Although she grew up surrounded by musicians, from an early age she realized that hers did not go through songs, beyond the fact that it was something that she did not do badly and that she enjoyed. Her fascination was cinema, although initially she did not think of being an actress: “I wanted to be a director. It was my passion, but coming from a family of musicians, it wasn’t that they didn’t support me, but they didn’t know anything about the subject. When I was 12 or 13 years old, I was filming all day, so my mother would ask her friends to edit my horror shorts. But one day I said I wanted to be an actress and my father opposed it. It scared them because it is a very hard profession and They were afraid that I couldn’t tolerate the rejection. But once they accepted it, they supported me in everything,” he explained then.

However, Keough started modeling when she was 15 years old and was successful enough to grace the cover of Vogue and walk for Dolce.

But in the first role she appeared for in the independent film The Runaways, she was cast, making her feature film debut alongside Kristen Stewart and Dakota Fanning. Her career continued to advance with supporting roles until she stumbled upon Steven Soderbergh, who cast her first role in a major blockbuster, Magic Mike, in which she played a stripper. And after her stint through the Mad Max franchise in the sequel Fury Road, she called upon her again, this time as the lead for the character that would transform her career. In the television version of The Girlfriend Experience, she played an escort who finances her law career with her encounters, the role for which she earned her Globe nomination.

Curiously, Keough recognized then that his upbringing had been very conservative, and that what had attracted him to the proposal was to explore facets of his own personality that he was unaware of: “They didn’t let me wear sensual clothes in my teens, and I wasn’t I see myself as a sexy woman, and strangely enough, I’ve never really liked women who are very sexual and who sleep with everyone, but I thought that if I played a character like that, I could get a different point of view, and that’s exactly what happened. I found out that each person has their own moral code and that you can’t judge others if it’s okay for them. It was a role I wouldn’t have imagined for, but Steven obviously thought otherwise,” he said in the presentation of the Serie.

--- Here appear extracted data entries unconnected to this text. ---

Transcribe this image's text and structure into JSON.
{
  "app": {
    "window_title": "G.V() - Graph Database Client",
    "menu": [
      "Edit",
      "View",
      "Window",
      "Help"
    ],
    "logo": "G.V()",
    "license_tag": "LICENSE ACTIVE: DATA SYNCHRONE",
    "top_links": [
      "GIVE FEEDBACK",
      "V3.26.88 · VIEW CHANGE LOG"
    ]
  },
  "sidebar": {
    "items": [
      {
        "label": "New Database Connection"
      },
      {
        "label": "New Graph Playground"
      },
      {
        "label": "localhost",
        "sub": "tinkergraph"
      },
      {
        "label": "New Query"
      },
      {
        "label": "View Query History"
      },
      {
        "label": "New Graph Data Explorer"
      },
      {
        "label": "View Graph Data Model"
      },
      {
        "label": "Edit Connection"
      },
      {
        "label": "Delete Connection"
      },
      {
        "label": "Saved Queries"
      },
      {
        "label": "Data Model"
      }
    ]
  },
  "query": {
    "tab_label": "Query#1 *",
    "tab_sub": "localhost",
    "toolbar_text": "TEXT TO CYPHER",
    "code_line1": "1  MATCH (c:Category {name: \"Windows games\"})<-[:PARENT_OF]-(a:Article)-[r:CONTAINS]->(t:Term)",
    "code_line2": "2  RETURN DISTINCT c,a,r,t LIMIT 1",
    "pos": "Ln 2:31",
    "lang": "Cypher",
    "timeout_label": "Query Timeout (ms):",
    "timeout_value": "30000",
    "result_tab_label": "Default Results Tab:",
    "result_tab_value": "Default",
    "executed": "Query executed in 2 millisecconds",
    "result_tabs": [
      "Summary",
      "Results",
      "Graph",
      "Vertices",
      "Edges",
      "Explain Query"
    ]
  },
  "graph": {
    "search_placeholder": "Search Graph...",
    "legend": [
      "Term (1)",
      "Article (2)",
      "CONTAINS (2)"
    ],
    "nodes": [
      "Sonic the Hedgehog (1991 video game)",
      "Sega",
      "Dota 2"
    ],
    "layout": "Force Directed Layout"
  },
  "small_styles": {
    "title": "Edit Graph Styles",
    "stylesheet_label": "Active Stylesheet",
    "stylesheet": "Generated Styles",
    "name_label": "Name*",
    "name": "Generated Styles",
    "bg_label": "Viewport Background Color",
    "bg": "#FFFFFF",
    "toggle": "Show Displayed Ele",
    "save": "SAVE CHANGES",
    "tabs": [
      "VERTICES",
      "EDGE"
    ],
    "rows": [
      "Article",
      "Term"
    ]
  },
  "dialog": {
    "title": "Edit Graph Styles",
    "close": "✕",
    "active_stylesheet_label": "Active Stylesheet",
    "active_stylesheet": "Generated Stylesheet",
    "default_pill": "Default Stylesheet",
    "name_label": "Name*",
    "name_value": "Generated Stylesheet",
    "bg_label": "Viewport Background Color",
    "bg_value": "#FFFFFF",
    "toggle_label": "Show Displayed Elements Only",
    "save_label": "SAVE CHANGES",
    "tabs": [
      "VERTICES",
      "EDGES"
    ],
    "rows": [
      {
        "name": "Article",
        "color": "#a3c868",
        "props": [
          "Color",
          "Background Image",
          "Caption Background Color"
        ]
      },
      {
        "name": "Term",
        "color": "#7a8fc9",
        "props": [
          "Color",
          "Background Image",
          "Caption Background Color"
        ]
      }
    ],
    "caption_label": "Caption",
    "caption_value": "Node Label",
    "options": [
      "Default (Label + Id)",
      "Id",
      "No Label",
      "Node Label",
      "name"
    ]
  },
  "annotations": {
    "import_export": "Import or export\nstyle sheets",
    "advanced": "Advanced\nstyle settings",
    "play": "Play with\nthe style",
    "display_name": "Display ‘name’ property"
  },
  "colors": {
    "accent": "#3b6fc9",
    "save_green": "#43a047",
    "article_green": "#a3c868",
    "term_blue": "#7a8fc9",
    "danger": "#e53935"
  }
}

She has been a constant screen presence ever since, starring in American Honey opposite Shia LaBeouf, for which she was nominated for an Independent Spirit, reprising Soderbergh in Logan Lucky, and starring in such prestigious films as Lars Von Trier’s House of Jack, The devil at all hours by Antonio Campos or the series The Terminal List in which he shared the bill with Chris Pratt.

Along the way, she met Australian actor and stuntman Ben Smith-Petersen whom she married in 2015 and had a daughter last year. And although he maintained close communication with Baz Lurhmann during the making of Elvis, giving him all the support he needed from the family, he never had any interest in joining the cast, which also included Tom Hanks: “The truth is that there would be no I was able to play my grandmother, and I’m the same age as Austin. And, above all, it’s too close a story for me to participate as an actress,” she said in a conversation with Variety at the last Cannes Film Festival.